To make this code more efficient, we include the if statement which skips calculating the distance for A and B, if the distance between B and A is already calculated: if (!is.na(regulatory_distance_matrix[k,avail_iso3s[g]])){next }. (This way we end up with a upper triangular matrix.)

Once you are ready, run the codes below. Keep in mind that it might take a few minutes.

for (g in 1:length(avail_iso3s)){
  country_a <- ntm_data[ntm_data$reporter==avail_iso3s[g],c("ntmcode", "hs6")]
  country_a$country_a <- 1
  regulatory_distance_matrix[g,"reporter"] <- avail_iso3s[g]

  for (k in 1:length(avail_iso3s)){

     if (!is.na(regulatory_distance_matrix[k,avail_iso3s[g]])){next }

  country_b <- ntm_data[ntm_data$reporter==avail_iso3s[k],c("ntmcode", "hs6")]
  country_b$country_b <- 1
  merged <- merge(country_a, country_b, by=c("ntmcode", "hs6"), all = TRUE)
  merged[is.na(merged)] <- 0
  merged$abs_diff <- abs(merged$country_a-merged$country_b)
  rd <- sum(merged$abs_diff)/N
  regulatory_distance_matrix[g,avail_iso3s[k]] <- rd

   }
}

Now we fill in the missing values and create a CSV file. For instance, if we have a missing value for country A and country B if (is.na(regulatory_distance_matrix[k,avail_iso3s[g]])), we fill it in with the value from country B and country A regulatory_distance_matrix[k,avail_iso3s[g]] = regulatory_distance_matrix[g,avail_iso3s[k]].

for (g in 1:length(avail_iso3s)){
  for (k in 1:length(avail_iso3s)){
    if (is.na(regulatory_distance_matrix[k,avail_iso3s[g]])){
      regulatory_distance_matrix[k,avail_iso3s[g]] <- regulatory_distance_matrix[g,avail_iso3s[k]]
      }
  }
}

write.csv(regulatory_distance_matrix, "regulatory_distance_matrix_ESCAP.csv")

Quiz

Let’s do a quick practice! Make sure you have run the code on your own.

What is the regulatory distance between Kazakhstan (KAZ) and China (CHN)?

A. 0.12
B. 0.22
C. 0.32
D. 0.02

# You need to run the code and change the path for the "write.csv" command.

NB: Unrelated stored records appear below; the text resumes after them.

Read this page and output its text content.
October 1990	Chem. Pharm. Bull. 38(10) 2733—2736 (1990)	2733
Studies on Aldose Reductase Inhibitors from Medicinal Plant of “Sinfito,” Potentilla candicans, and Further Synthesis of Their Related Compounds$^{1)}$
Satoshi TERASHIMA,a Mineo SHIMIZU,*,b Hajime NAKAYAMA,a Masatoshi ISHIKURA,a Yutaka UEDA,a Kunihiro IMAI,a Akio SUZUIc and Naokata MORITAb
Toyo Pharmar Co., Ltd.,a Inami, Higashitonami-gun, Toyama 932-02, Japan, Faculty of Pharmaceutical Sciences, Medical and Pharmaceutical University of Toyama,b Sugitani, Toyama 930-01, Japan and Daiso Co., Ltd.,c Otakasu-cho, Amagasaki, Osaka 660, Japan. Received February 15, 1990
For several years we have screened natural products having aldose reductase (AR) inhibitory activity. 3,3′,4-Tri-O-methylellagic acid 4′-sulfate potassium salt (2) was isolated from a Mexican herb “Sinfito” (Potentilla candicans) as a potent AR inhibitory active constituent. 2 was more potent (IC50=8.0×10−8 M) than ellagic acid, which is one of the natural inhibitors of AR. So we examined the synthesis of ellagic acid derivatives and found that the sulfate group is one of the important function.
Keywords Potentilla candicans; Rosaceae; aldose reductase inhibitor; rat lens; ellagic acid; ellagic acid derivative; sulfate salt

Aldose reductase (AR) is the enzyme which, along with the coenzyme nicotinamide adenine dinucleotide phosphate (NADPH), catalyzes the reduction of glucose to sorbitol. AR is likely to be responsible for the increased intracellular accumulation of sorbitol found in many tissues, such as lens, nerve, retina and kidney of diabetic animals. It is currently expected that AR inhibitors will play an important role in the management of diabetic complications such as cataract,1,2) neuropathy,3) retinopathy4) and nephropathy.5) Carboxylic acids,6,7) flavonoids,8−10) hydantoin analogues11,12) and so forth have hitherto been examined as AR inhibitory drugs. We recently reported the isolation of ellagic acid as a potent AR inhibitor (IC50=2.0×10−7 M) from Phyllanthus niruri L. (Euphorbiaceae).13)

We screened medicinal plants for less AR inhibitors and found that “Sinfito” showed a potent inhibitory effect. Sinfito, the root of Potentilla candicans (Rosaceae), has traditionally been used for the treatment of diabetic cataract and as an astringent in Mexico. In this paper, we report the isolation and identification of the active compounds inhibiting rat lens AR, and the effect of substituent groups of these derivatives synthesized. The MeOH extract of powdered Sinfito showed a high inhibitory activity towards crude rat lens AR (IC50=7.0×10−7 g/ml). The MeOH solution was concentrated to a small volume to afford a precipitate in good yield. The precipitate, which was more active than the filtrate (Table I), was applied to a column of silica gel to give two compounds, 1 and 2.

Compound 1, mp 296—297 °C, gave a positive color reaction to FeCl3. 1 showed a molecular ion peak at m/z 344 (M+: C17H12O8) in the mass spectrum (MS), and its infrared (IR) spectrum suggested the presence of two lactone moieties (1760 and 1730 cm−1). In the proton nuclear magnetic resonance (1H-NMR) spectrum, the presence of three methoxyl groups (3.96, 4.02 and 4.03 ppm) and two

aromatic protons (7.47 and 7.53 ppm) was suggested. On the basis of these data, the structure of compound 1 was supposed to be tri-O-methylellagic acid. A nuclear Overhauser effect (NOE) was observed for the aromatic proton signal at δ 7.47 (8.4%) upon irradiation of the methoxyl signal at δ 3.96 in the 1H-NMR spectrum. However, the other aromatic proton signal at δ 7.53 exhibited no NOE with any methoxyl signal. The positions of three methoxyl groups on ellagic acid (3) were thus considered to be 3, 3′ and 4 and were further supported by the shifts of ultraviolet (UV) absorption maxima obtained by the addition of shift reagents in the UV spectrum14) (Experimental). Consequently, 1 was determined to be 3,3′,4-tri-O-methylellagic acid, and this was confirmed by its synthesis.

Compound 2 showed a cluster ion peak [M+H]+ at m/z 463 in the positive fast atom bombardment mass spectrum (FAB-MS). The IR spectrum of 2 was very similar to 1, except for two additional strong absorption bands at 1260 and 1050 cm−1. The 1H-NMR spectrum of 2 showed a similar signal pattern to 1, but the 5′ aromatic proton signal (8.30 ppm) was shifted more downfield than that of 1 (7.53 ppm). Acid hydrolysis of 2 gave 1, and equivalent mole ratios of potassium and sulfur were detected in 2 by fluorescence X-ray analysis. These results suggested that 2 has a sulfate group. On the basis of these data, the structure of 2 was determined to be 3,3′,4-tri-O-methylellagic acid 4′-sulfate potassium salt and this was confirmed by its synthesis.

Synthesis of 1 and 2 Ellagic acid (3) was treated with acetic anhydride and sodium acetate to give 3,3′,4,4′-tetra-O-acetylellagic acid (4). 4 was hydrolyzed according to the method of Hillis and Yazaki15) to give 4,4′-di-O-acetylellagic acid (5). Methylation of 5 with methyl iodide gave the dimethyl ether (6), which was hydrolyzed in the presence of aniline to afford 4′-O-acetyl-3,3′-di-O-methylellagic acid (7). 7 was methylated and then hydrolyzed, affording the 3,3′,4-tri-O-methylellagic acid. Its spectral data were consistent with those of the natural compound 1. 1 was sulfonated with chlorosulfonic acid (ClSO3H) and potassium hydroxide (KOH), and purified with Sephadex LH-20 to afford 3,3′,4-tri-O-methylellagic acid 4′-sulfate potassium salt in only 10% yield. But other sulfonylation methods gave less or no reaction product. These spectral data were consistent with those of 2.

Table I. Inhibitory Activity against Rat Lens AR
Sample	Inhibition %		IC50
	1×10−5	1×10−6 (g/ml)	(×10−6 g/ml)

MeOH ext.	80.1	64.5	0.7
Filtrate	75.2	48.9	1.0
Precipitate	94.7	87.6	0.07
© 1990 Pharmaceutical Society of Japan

Once you open it, you can locate that KAZ and CHN have 0.32280137848764 or 0.32 as regulatory distance, hence Answer C is the correct answer. You can find the full table here: https://r.tiid.org/regulatory_distance_matrix_ESCAP.csv

8.2 Multidimensional scaling

Using multidimensional scaling (MDS) we can display the information from the regulatory distance matrix by performing principal coordinates analysis. We can therefore show how far or close countries are according to the regulatory distance. This way we can illustrate regional trade agreements (RTAs). Explaining MDS and principal coordinates analysis goes beyond the scope of this guide. As the commands are ready-made and easy to use in R, it is not necessary to have prior knowledge of the methodology. However, readers further interested in MDS and principal coordinates analysis are encouraged to check the help page for the magrittr package for useful references and more information.

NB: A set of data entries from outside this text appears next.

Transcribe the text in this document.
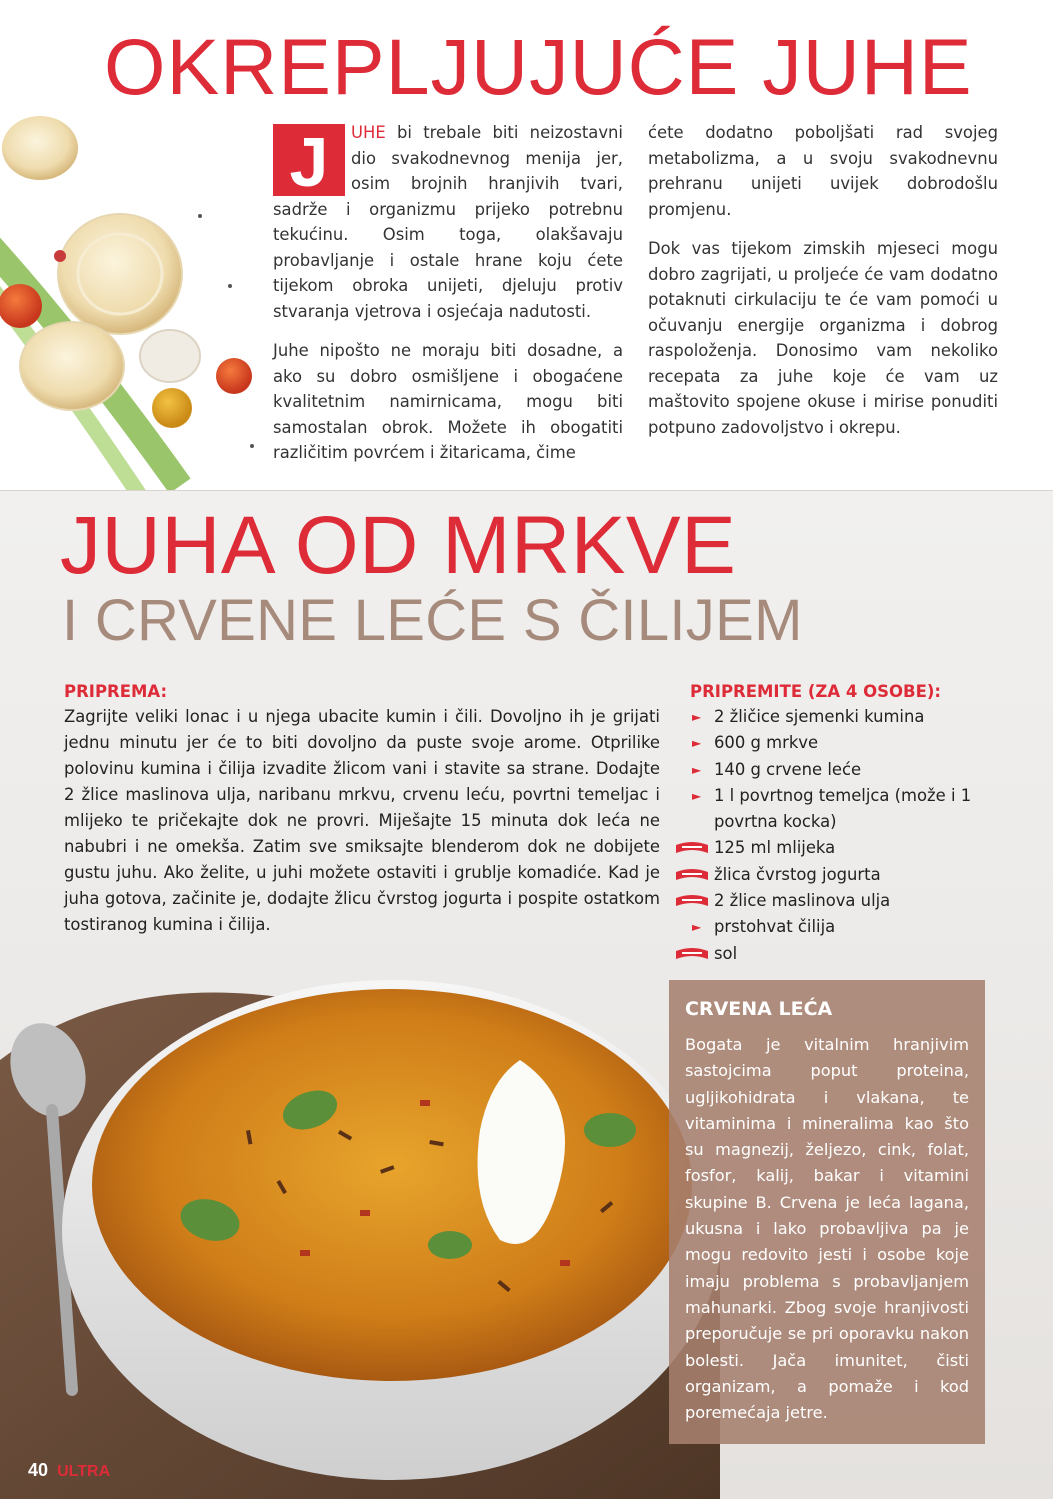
OKREPLJUJUĆE JUHE

J	UHE bi trebale biti neizostavni dio svakodnevnog menija jer, osim brojnih hranjivih tvari, sadrže i organizmu prijeko potrebnu tekućinu. Osim toga, olakšavaju probavljanje i ostale hrane koju ćete tijekom obroka unijeti, djeluju protiv stvaranja vjetrova i osjećaja nadutosti.

Juhe nipošto ne moraju biti dosadne, a ako su dobro osmišljene i obogaćene kvalitetnim namirnicama, mogu biti samostalan obrok. Možete ih obogatiti različitim povrćem i žitaricama, čime

ćete dodatno poboljšati rad svojeg metabolizma, a u svoju svakodnevnu prehranu unijeti uvijek dobrodošlu promjenu.

Dok vas tijekom zimskih mjeseci mogu dobro zagrijati, u proljeće će vam dodatno potaknuti cirkulaciju te će vam pomoći u očuvanju energije organizma i dobrog raspoloženja. Donosimo vam nekoliko recepata za juhe koje će vam uz maštovito spojene okuse i mirise ponuditi potpuno zadovoljstvo i okrepu.

JUHA OD MRKVE
I CRVENE LEĆE S ČILIJEM
PRIPREMA:
Zagrijte veliki lonac i u njega ubacite kumin i čili. Dovoljno ih je grijati jednu minutu jer će to biti dovoljno da puste svoje arome. Otprilike polovinu kumina i čilija izvadite žlicom vani i stavite sa strane. Dodajte 2 žlice maslinova ulja, naribanu mrkvu, crvenu leću, povrtni temeljac i mlijeko te pričekajte dok ne provri. Miješajte 15 minuta dok leća ne nabubri i ne omekša. Zatim sve smiksajte blenderom dok ne dobijete gustu juhu. Ako želite, u juhi možete ostaviti i grublje komadiće. Kad je juha gotova, začinite je, dodajte žlicu čvrstog jogurta i pospite ostatkom tostiranog kumina i čilija.
PRIPREMITE (ZA 4 OSOBE):
► 2 žličice sjemenki kumina
► 600 g mrkve
► 140 g crvene leće
► 1 l povrtnog temeljca (može i 1 povrtna kocka)
125 ml mlijeka
žlica čvrstog jogurta
2 žlice maslinova ulja
► prstohvat čilija
sol
CRVENA LEĆA
Bogata je vitalnim hranjivim sastojcima poput proteina, ugljikohidrata i vlakana, te vitaminima i mineralima kao što su magnezij, željezo, cink, folat, fosfor, kalij, bakar i vitamini skupine B. Crvena je leća lagana, ukusna i lako probavljiva pa je mogu redovito jesti i osobe koje imaju problema s probavljanjem mahunarki. Zbog svoje hranjivosti preporučuje se pri oporavku nakon bolesti. Jača imunitet, čisti organizam, a pomaže i kod poremećaja jetre.
40 ULTRA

First, we download and activate the necessary packages as shown below.

#install.packages("magrittr")
library(magrittr)
## 
## Attaching package: 'magrittr'
## The following object is masked from 'package:tidyr':
## 
##     extract
#install.packages("dplyr")
library(dplyr)
#install.packages("ggpubr")
library(ggpubr)

We first need to render the regulatory distance matrix in the correct format. We copy the regulatory distance matrix and call it regulatory_distance_matrix_MDS. Then we make the row names equal to the reporter column and exclude the reporter column.

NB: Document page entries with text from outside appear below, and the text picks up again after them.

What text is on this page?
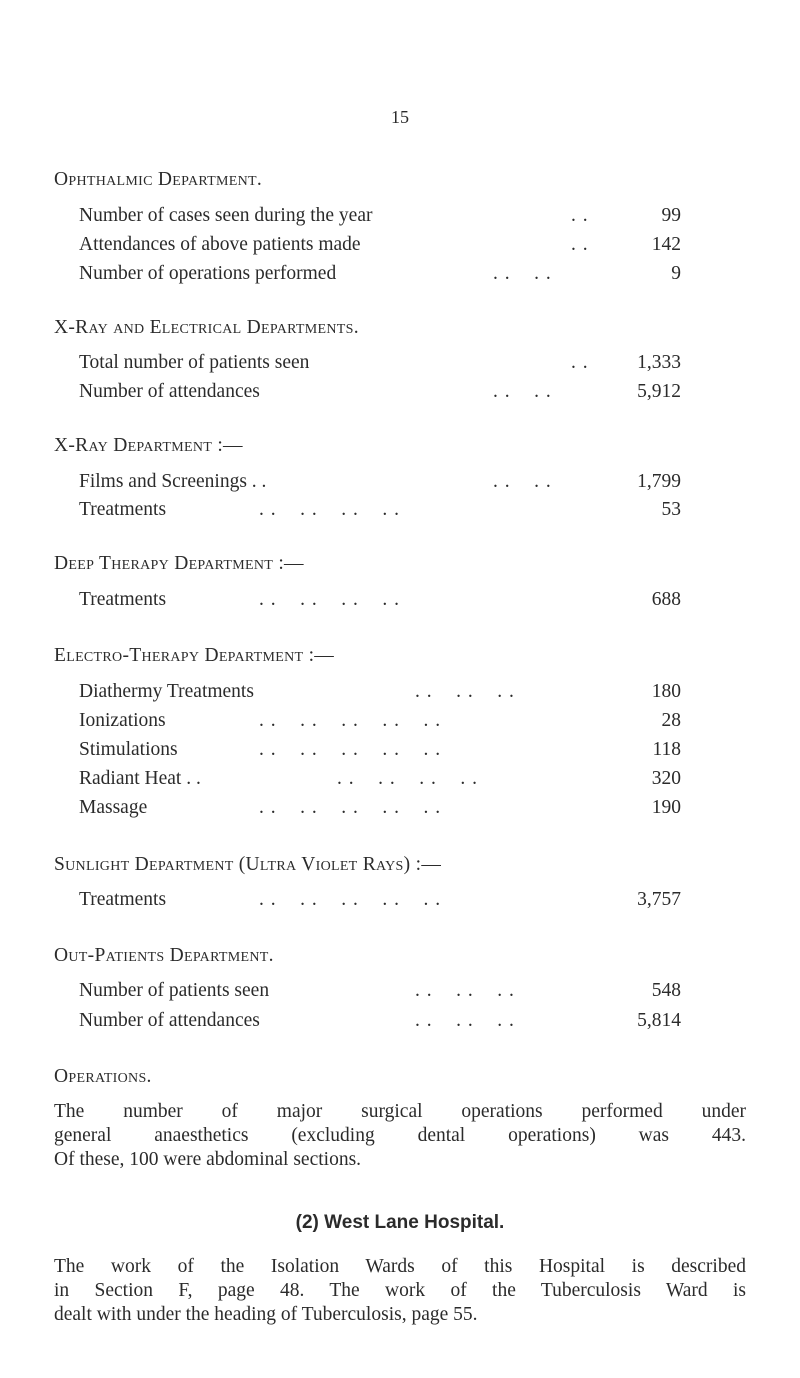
15
Ophthalmic Department.
Number of cases seen during the year	. .	99
Attendances of above patients made	. .	142
Number of operations performed	. .    . .	9
X-Ray and Electrical Departments.
Total number of patients seen	. . 1,333
Number of attendances	. .    . .	5,912
X-Ray Department :—
Films and Screenings . .	. .    . .	1,799
Treatments	. .    . .    . .    . .	53
Deep Therapy Department :—
Treatments	. .    . .    . .    . .	688
Electro-Therapy Department :—
Diathermy Treatments	. .    . .    . .	180
Ionizations	. .    . .    . .    . .    . .	28
Stimulations	. .    . .    . .    . .    . .	118
Radiant Heat . .	. .    . .    . .    . .	320
Massage	. .    . .    . .    . .    . .	190
Sunlight Department (Ultra Violet Rays) :—
Treatments	. .    . .    . .    . .    . .	3,757
Out-Patients Department.
Number of patients seen	. .    . .    . .	548
Number of attendances	. .    . .    . .	5,814
Operations.
The number of major surgical operations performed under
general anaesthetics (excluding dental operations) was 443.
Of these, 100 were abdominal sections.
(2) West Lane Hospital.
The work of the Isolation Wards of this Hospital is described
in Section F, page 48. The work of the Tuberculosis Ward is
dealt with under the heading of Tuberculosis, page 55.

regulatory_distance_matrix_MDS <- regulatory_distance_matrix
rownames(regulatory_distance_matrix_MDS) <- regulatory_distance_matrix_MDS$reporter
regulatory_distance_matrix_MDS <- regulatory_distance_matrix_MDS %>% select (-c(reporter))

We perform principal coordinates analysis with the command cmdscale and make a “tibble”. We call the new columns Dim.1 and Dim.2.

regulatory_distance_matrix_MDS <- regulatory_distance_matrix_MDS %>% cmdscale() %>% as_tibble()
## Warning: The `x` argument of `as_tibble.matrix()` must have column names if `.name_repair` is omitted as of tibble 2.0.0.
## Using compatibility `.name_repair`.
## This warning is displayed once every 8 hours.
## Call `lifecycle::last_warnings()` to see where this warning was generated.
colnames(regulatory_distance_matrix_MDS) <- c("Dim.1", "Dim.2")

head(regulatory_distance_matrix_MDS)
## # A tibble: 6 x 2
##     Dim.1    Dim.2
##     <dbl>    <dbl>
## 1  0.0168  0.0158 
## 2 -0.0163 -0.00568
## 3  0.0149  0.0111 
## 4 -0.271  -0.0340 
## 5  0.0159  0.0107 
## 6  0.0123  0.0171

Dim.1 and Dim.2 represent the countries’ positions on a two-dimensional map such that the distances between the countries are approximately equal to the dissimilarities. The actual values do not mean anything, what is important are the distances between countries.

We can plot this and see the relative distance between countries.

We use ggscatter to plot a scatter plot. We add to our scatter plot a horizontal geom_hline and vertical lines geom_vline to show the horizontal and vertical axis, respectively.

scatterplot <- ggscatter(regulatory_distance_matrix_MDS, x = "Dim.1", y = "Dim.2",
          label = regulatory_distance_matrix$reporter,
          size = 1,
          repel = TRUE)
scatterplot + geom_hline(yintercept=0, linetype="dashed", color = "red") +
  geom_vline(xintercept = 0, linetype="dotted",
                color = "blue")

Naturally, most of the ASEAN countries are close to each other (Myanmar, Borneo, Malaysia, Thailand and Singapore). Russia, Kazakhstan and Kyrgyzstan are in the Eurasian Economic Union (EAEU). We can also see that China is quite far away, which is expected as China has one of highest number of NTMs in the world.